Audio quality was always good. Music appeared full and rich, while effects demonstrated nice clarity and accuracy. Speech was natural and distinctive throughout the film. Again, this wasn’t a heavily active track, but it made sense for the story.

As we shift to extras, we open with an audio commentary from writer/director Jordan Peele. He offers a running, screen-specific look at influences, story/characters, cast and performances, music, social issues and related topics.

Peele gives us a lively look at his film via this involving commentary. He covers the requisite subjects well and mixes in a little humor along the way. Peele brings us a fine chat.

11 Deleted Scenes fill a total of 23 minutes, three seconds. Many of these extend existing sequences, and we also get some alternate lines, most of which come from the Rod character. They’re fun but not important.

We can view these scenes with or without commentary from Peele. He tells us basics about the clips and lets us know why they didn’t make the film, so he covers the snippets well.

An Alternate Ending goes for three minutes, 39 seconds.
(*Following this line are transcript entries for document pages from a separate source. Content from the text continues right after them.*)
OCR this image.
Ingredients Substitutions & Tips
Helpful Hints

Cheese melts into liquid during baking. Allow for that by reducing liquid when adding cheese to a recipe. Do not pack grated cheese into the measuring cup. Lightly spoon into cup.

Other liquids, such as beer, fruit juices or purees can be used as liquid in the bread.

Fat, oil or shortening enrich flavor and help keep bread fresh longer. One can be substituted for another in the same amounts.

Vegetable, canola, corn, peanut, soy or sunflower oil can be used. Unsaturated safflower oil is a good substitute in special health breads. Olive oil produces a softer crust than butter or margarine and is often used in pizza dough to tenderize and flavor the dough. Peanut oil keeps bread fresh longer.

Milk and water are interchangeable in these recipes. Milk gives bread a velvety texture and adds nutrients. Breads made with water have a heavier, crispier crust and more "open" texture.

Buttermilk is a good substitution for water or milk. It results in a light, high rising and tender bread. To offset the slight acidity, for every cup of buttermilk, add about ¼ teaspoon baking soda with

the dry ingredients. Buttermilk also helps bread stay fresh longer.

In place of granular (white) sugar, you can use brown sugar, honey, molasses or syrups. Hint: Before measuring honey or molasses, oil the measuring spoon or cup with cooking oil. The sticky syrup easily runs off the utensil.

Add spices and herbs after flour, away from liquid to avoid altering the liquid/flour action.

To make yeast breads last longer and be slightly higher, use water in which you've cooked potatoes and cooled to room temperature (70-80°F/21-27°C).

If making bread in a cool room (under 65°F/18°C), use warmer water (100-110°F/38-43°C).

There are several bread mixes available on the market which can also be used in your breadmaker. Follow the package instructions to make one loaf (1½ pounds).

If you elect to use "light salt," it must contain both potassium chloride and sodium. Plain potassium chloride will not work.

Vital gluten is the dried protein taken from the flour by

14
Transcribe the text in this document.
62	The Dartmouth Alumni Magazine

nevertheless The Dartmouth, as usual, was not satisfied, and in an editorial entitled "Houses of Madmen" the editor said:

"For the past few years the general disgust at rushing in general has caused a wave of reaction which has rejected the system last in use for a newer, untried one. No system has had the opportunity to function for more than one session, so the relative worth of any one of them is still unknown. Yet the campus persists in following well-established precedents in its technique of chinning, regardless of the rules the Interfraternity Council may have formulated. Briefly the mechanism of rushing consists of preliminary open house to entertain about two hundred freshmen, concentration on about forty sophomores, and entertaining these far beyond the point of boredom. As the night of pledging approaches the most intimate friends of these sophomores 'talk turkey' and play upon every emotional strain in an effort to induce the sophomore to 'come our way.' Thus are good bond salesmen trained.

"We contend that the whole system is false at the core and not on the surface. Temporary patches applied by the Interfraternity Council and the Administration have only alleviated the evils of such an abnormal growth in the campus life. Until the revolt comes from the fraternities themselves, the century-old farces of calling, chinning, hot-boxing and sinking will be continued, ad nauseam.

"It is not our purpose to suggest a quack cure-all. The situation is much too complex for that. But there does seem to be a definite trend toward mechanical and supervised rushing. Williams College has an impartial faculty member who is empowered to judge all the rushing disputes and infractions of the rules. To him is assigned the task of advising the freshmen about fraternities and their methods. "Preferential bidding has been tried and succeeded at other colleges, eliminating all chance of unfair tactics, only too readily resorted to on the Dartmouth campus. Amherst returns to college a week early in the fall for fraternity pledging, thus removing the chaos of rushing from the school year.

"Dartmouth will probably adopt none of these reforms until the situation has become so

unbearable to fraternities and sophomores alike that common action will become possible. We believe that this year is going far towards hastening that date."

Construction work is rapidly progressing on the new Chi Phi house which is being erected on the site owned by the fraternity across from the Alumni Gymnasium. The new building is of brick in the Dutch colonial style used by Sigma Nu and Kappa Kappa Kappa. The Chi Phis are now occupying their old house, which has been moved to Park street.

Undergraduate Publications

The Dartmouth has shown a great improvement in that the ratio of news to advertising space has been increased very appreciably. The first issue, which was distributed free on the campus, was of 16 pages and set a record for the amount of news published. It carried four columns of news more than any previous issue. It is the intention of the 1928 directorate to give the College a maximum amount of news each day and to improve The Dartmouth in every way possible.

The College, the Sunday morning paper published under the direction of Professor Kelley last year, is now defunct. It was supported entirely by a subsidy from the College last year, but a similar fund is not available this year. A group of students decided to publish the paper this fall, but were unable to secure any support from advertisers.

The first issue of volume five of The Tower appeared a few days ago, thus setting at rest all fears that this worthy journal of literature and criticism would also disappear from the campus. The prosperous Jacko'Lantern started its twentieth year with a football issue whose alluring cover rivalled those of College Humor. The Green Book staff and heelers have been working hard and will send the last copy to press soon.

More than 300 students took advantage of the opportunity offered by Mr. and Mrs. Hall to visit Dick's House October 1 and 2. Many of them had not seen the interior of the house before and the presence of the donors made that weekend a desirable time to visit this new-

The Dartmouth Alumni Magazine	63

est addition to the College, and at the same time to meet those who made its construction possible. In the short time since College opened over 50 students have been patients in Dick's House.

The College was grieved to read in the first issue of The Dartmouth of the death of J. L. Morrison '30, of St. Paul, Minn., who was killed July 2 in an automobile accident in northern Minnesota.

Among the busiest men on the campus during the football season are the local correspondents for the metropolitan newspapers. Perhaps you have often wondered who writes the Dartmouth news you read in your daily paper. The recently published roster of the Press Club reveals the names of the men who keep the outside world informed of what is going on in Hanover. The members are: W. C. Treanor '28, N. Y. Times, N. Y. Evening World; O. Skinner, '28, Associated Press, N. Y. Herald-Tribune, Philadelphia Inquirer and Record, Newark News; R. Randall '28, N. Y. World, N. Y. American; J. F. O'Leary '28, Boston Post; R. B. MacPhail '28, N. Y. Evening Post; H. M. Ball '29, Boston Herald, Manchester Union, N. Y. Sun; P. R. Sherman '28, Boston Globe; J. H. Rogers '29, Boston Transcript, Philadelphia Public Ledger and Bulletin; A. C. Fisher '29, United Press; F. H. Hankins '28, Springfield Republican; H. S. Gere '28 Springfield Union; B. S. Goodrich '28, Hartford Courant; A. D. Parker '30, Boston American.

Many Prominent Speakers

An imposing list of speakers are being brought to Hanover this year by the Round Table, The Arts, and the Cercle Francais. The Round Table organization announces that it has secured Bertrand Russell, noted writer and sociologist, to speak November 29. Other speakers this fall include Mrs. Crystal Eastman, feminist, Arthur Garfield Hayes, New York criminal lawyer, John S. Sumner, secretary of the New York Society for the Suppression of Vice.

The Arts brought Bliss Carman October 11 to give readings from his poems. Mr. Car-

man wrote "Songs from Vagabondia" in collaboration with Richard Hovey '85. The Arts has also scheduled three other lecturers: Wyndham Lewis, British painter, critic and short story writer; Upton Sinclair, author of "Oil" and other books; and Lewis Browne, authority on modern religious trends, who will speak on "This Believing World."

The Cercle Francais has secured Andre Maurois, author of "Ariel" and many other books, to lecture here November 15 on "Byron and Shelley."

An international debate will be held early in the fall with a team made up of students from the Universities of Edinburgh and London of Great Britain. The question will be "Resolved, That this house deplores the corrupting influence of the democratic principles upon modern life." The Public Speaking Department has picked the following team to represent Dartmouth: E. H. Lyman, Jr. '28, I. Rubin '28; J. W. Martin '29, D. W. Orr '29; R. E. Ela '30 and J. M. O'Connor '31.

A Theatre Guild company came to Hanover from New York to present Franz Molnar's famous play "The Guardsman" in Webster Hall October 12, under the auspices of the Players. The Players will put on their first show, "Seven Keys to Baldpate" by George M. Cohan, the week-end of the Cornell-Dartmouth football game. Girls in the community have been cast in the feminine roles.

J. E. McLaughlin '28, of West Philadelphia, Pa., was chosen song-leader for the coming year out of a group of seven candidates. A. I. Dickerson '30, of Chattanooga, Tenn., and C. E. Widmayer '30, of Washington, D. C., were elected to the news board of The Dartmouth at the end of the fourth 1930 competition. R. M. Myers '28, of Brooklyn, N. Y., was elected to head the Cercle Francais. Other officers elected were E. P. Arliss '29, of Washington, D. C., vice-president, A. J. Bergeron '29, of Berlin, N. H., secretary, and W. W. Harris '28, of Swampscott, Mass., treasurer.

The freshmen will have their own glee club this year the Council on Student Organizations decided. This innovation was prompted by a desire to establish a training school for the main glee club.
It offers a darker, less crowd-pleasing finale, one that might be more realistic but also one that would send home viewers on a less happy note. Though I like bleak finales, I prefer the cheerier finish in the theatrical version.

The “Alternate Ending” also comes with optional commentary from Peele. He explains the origins of this version – the original conclusion – and tells us why he changed it. Peele presents nice insights into the scene and why it didn’t make the film.

Unveiling the Horror of Get Out goes for eight minutes, 50 seconds. It features Peele, producers Jason Blum and Sean McKittrick, and actors Allison Williams, Betty Gabriel, Bradley Whitford, Marcus Henderson, Daniel Kaluuuya.

“Unveiling” looks at the film’s origins and development, story/characters, Peele’s work as a first-time director, and themes. Some decent notes emerge, but most of the piece seems superficial – and it comes with scads of spoilers, so don’t watch it if you’ve not already seen the film.

Finally, we get a Q&A Discussion. During this five-minute, 28-second reel, we hear from Peele, Kaluuya, Williams, and actor Lil Rel Howery. They give us a few movie-related basics in this passable overview.

The disc opens with ads for Split, The Mummy (2017), Sleepless, The Bye Bye Man, Cult of Chucky and Incarnate. No trailer for Get Out appears here.

A second disc presents a DVD copy of Out. It includes the same extras as the Blu-ray.

Never would I expect comedian Jordan Peele to make his directorial debut with a horror tale, and the film’s high quality becomes an even bigger surprise. Get Out delivers a rich, clever and entertaining tale that allow it to become much better than the usual genre flick. The Blu—ray provides good picture and audio along with some useful supplements. Get Out turns into one of 2017’s most pleasant surprises.